Anne Langton’s letters in the book “A Gentlewoman in Upper Canada”, tell us of congregation meetings often in the Langton home at Blythe Farm on Sturgeon Lake. These were enjoyable occasions and often necessary because of weather and road conditions, even after the church was built.
In the beginning, not having funds to pay a resident clergyman, certain men or women took turns conducting services and, only occasionally, were able to have a journeying minister to officiate at baptisms, weddings and funerals.
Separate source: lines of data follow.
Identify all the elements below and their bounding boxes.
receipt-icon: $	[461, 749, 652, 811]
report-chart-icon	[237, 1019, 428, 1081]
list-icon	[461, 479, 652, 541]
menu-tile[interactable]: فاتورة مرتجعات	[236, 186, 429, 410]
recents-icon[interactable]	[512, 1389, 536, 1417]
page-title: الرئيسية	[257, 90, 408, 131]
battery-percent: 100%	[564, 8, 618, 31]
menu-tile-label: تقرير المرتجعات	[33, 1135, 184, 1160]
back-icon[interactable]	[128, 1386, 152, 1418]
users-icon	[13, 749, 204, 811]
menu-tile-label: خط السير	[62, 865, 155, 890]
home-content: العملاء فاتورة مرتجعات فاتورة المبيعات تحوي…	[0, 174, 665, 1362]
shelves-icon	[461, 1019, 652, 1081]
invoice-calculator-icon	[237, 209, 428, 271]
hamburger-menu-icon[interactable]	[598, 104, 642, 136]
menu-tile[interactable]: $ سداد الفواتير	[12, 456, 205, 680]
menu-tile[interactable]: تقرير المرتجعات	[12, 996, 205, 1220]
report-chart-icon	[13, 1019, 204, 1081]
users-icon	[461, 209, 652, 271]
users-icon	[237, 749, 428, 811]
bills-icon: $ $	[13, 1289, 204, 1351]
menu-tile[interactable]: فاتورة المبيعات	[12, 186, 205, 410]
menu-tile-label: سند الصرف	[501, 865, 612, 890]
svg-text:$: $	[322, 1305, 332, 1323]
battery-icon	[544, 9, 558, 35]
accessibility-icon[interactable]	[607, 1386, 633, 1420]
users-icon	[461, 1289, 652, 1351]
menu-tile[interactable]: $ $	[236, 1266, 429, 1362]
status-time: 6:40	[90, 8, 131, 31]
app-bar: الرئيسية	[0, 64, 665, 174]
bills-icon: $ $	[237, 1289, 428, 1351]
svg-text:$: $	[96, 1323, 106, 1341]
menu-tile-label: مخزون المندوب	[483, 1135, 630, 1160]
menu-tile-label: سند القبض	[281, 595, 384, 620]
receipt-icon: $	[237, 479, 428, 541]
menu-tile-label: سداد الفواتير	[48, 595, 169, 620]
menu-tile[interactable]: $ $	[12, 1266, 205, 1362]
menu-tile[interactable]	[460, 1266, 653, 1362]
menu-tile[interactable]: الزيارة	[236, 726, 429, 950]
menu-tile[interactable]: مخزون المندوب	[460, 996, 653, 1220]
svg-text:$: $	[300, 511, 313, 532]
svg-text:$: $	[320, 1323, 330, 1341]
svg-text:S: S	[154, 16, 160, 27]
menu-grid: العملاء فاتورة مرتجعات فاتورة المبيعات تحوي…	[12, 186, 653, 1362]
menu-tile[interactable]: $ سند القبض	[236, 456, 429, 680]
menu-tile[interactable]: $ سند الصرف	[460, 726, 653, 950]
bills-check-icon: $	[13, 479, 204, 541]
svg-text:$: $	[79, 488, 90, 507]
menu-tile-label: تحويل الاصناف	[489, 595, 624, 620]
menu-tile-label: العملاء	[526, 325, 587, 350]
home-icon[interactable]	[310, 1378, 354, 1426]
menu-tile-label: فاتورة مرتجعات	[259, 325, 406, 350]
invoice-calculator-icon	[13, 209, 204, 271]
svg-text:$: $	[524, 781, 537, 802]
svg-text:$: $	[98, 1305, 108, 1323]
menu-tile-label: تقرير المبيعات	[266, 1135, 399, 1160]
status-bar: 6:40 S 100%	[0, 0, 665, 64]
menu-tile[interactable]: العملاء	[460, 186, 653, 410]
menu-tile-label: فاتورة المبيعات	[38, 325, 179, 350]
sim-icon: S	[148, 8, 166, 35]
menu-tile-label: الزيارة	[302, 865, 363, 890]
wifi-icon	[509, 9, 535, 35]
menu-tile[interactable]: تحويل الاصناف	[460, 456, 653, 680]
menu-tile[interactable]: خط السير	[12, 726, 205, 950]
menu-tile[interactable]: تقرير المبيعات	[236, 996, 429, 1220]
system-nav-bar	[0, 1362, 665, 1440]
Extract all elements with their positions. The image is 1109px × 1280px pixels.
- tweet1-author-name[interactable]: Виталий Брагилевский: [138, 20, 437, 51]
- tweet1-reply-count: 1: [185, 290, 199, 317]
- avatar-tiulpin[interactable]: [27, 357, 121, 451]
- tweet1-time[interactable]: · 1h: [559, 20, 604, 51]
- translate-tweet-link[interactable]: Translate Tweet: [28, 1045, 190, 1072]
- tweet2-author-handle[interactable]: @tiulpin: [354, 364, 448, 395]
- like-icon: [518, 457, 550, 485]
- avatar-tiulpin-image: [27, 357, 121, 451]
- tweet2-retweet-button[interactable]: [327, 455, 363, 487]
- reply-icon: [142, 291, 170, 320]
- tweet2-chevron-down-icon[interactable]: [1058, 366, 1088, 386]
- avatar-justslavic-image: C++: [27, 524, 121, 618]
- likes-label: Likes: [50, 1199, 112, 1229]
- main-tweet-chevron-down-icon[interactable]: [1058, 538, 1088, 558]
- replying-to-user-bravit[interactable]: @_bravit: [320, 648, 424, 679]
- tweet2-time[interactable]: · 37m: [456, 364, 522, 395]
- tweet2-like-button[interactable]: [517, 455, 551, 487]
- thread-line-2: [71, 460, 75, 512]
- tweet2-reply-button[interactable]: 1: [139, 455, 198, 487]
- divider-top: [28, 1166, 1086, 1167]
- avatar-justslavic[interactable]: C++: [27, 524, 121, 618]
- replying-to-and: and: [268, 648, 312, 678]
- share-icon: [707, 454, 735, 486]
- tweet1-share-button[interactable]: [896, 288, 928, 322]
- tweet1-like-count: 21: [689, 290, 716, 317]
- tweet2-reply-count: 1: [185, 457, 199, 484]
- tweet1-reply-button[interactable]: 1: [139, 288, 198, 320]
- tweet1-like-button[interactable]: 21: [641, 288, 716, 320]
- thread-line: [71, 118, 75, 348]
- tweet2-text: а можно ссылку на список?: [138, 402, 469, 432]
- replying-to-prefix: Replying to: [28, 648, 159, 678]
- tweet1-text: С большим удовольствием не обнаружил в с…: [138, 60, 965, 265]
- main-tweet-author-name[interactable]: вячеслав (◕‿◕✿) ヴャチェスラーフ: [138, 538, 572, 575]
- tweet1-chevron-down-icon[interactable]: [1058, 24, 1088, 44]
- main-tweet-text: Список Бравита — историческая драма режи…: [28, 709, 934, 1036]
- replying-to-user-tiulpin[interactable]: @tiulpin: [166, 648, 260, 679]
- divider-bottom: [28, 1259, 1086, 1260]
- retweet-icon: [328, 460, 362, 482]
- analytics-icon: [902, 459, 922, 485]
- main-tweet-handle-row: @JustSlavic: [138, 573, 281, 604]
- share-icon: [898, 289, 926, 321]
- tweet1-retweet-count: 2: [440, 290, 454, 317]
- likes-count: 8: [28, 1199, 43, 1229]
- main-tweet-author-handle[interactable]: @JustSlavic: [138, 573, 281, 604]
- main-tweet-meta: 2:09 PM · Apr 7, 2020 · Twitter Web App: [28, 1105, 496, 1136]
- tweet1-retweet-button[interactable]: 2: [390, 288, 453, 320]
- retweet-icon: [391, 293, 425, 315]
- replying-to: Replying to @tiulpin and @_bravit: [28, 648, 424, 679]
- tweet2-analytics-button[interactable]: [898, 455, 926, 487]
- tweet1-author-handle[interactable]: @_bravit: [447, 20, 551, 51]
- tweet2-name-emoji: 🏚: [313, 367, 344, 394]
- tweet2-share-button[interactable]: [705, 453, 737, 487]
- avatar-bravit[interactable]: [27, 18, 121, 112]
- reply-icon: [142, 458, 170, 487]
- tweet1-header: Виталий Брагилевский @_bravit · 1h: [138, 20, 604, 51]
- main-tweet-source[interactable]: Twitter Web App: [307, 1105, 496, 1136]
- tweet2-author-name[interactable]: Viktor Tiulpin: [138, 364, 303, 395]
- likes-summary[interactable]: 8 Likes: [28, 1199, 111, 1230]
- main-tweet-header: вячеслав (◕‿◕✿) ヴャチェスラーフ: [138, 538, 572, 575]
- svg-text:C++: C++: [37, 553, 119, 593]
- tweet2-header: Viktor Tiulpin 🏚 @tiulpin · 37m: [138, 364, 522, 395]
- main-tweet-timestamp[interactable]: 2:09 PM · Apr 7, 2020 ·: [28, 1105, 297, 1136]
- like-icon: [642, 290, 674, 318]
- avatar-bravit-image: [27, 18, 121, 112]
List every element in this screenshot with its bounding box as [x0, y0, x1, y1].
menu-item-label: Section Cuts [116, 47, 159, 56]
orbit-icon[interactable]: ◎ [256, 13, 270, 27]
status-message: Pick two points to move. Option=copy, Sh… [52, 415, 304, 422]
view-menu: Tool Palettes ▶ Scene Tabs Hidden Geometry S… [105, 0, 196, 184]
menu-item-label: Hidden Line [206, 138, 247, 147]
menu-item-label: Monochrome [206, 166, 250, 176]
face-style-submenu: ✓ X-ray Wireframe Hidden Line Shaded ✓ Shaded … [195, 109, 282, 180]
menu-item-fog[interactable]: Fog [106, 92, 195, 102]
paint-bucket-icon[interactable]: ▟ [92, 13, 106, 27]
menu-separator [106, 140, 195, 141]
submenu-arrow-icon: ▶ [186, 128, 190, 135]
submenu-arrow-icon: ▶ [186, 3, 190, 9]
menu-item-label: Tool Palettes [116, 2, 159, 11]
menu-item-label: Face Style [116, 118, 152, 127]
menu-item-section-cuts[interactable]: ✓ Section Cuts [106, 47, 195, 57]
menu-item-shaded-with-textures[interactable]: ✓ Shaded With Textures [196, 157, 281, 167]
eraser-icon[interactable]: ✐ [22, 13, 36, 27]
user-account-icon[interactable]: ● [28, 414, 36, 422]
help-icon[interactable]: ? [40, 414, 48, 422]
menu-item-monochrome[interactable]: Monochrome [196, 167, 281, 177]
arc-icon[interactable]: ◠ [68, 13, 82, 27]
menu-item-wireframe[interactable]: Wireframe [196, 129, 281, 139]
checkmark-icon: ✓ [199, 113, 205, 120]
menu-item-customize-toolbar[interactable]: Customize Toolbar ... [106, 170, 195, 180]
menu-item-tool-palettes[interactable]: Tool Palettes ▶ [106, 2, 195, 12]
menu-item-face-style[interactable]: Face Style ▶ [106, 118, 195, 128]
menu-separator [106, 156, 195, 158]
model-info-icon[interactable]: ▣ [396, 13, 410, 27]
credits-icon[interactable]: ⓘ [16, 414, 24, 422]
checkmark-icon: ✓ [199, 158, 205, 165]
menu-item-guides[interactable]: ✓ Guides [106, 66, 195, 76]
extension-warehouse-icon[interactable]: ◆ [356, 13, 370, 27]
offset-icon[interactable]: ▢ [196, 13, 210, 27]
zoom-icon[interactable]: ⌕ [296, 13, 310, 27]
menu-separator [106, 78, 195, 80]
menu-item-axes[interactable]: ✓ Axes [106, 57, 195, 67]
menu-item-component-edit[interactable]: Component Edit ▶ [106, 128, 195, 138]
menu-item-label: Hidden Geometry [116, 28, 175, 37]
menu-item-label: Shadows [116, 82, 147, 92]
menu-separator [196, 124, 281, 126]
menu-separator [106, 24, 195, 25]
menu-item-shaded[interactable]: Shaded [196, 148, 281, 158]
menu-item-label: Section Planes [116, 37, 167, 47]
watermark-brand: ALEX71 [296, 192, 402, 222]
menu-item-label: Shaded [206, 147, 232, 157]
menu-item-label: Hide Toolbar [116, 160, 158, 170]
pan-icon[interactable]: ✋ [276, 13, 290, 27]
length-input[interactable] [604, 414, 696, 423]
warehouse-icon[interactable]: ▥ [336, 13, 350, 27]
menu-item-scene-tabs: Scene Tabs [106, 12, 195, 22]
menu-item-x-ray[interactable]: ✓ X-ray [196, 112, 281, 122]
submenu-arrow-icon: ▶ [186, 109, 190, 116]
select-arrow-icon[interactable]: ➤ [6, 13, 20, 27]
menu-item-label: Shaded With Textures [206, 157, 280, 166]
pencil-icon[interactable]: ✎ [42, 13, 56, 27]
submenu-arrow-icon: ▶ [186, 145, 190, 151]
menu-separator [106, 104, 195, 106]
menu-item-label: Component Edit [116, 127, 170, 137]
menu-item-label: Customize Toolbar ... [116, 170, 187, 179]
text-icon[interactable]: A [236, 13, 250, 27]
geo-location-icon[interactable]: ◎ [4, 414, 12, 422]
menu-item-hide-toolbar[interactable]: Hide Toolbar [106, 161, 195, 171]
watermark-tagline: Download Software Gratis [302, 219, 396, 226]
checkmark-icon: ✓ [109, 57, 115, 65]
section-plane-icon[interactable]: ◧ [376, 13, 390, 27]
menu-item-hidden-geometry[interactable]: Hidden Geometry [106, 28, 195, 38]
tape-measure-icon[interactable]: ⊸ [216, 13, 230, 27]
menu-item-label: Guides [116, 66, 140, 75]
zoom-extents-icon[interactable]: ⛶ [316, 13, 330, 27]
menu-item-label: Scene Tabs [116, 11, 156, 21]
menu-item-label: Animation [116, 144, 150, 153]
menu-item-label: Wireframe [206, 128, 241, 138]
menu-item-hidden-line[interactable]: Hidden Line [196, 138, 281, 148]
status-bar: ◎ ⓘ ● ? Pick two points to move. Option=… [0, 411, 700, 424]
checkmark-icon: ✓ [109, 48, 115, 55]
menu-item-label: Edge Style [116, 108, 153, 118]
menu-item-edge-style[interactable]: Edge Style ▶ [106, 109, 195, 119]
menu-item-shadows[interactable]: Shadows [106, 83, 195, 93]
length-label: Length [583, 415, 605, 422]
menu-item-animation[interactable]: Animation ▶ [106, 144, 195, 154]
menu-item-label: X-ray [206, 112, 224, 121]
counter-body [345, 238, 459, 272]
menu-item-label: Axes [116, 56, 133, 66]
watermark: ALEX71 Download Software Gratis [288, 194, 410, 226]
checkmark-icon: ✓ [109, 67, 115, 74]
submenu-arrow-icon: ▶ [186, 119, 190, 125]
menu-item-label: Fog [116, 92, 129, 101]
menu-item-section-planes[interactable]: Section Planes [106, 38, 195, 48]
Later, with money subscribed by friends and relatives in Great Britain, they secured the services of an ordained man and regular worship became the custom.
The silver communion service was presented to the congregation in 1838 when the original log church was opened, and continues in use today.
No one can be sure whether the log church was destroyed by fire or whether it was decided to replace it, but, in any case, a second frame building appeared on the hill around 1852. The congregation walked or rode in buggies up a winding trail from Bond Street or used a flight of eighty steps, with three landings, erected to the east of the present church. This sufficed for almost fifty years when it was felt to be too strenuous a climb for some members and, although there was much controversy over the expense as well as the move, the third and present St. James was built during the summer and fall 1902, the services being held on December seventh. This church serves the Anglican community today.
In 2016, a renovation was completed to join the parish hall and sanctuary, making both fully accessible, more environmentally sustainable, and more welcoming to people of all abilities.
The parish rectory is next door; between it and the church, lies a community garden.